Sabe-se que os dados do Departamento Penitenciário Nacional (Depen) indicam
que, no Brasil, o tráfico de drogas ilícitas é a atividade que mais leva
mulheres à prisão. No Amazonas, mais de 80% das mulheres presas são acusadas
por tráfico de drogas.
O que
a senhora tem a dizer sobre a mulher que é condenada por ter tentado levar
drogas para o marido no presídio?
Realmente
não há como comparar a mulher que é flagrada levando drogas para o marido na
prisão com uma pessoa que fica vendendo grande quantidade de drogas nas
chamadas bocas de fumo. Ocorre que os tipos penais previstos na Lei de Drogas
são genéricos e não fazem diferença em relação à posição ocupada pelo agente na
rede do tráfico, não havendo proporcionalidade das penas. O juiz fica sem
critérios objetivos para nortear sua decisão. Assim, seria muito importante que
fossem promovidas alterações legislativas que considerassem as circunstâncias
sociais, permitindo a descriminalização de condutas que poderiam ser tratadas
fora do direito penal, mesmo que demandassem algum tipo de sanção.
Qual a
importância da pena restritiva de direitos para a reinserção social?
Qualquer
pessoa condenada que seja poupada da prisão significa ganho. A pena restritiva
de direitos evita, de início, que mulheres possam se afastar de seus filhos ou
até mesmo de os parir dentro de uma unidade prisional. Isso já é grande ganho
em termos de contexto familiar. Por outro lado, fora do sistema carcerário,
elas terão mais oportunidades de inserção em políticas públicas de inclusão
social. Daí a importância do aumento de serviços públicos voltados para a
execução penal alternativa dentro do Poder Executivo que trabalhem,
principalmente, uma política de gênero. Para que sejam respostas eficazes, as
penas restritivas de direitos devem estar inseridas em política pública ampla
de alternativas penais que vislumbre outras práticas de controle social e se
agregue a outras iniciativas voltadas à prevenção criminal e à inclusão social.

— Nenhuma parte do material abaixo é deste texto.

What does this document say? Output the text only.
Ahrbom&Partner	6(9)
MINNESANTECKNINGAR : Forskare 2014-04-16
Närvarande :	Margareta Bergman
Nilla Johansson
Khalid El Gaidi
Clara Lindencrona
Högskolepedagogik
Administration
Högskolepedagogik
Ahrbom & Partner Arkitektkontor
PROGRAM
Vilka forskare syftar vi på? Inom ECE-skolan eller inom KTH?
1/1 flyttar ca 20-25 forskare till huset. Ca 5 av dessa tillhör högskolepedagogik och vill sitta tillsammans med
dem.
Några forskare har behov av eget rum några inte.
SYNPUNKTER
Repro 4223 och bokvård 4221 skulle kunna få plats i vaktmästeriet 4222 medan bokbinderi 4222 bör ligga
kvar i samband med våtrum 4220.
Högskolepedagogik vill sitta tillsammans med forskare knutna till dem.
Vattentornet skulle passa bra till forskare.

Não tenho dúvida de que os debates do II Encontro Nacional do Encarceramento
Feminino vão evidenciar vários exemplos exitosos no trato com as penas
alternativas. Essa troca de experiências será salutar para a construção das
propostas.
Como a
senhora avalia o grau de aplicação, pelo Poder Judiciário brasileiro, das penas
restritivas de direito?
Há
mais de 10 anos foi implantada no Brasil, no âmbito do Ministério da Justiça, a
política nacional de apoio às penas e medidas alternativas, que vem tentando
dar maior eficácia a essas sanções por meio de fomento à criação de estruturas
de monitoramento e fiscalização. O Conselho Nacional de Justiça (CNJ) tem
reforçado bastante essa política no âmbito do Poder Judiciário. Antes disso,
havia muita resistência dos juízes em aplicar penas restritivas de direitos,
pois temiam que se transformassem em sinônimo de impunidade. Essa fase já
passou. O que se busca hoje é ampliar o escopo das alternativas penais e
reforçar as estruturas já existentes, com apoio do Poder Executivo dos estados.
Não tenho estatísticas nacionais, mas aqui no Amazonas os juízes titulares das
três Varas Especializadas em Crime de Tráfico de Drogas aplicam penas
restritivas de direitos sempre que cabíveis. Há uma quantidade muito grande de
processos de execuções de penas alternativas oriundos desses Juízos na vara em
que atuo.
Como
será a sua participação no II Encontro Nacional do Encarceramento Feminino?
Minha
participação no II Encontro Nacional do Encarceramento Feminino diz respeito à
coordenação do grupo de trabalho Tráfico de Entorpecentes e Penas Restritivas
de Direitos, juntamente com o juiz auxiliar da Presidência do CNJ Douglas de
Melo Martins. Os coordenadores dos grupos temáticos de trabalho têm a função de
colocar o tema proposto em discussão, estimulando debates com a participação de
todos os presentes, o que dará origem a propostas que serão votadas, aprovadas
e, posteriormente, levadas à plenária para aprovação final. As propostas
aprovadas, por certo, subsidiarão ações do CNJ.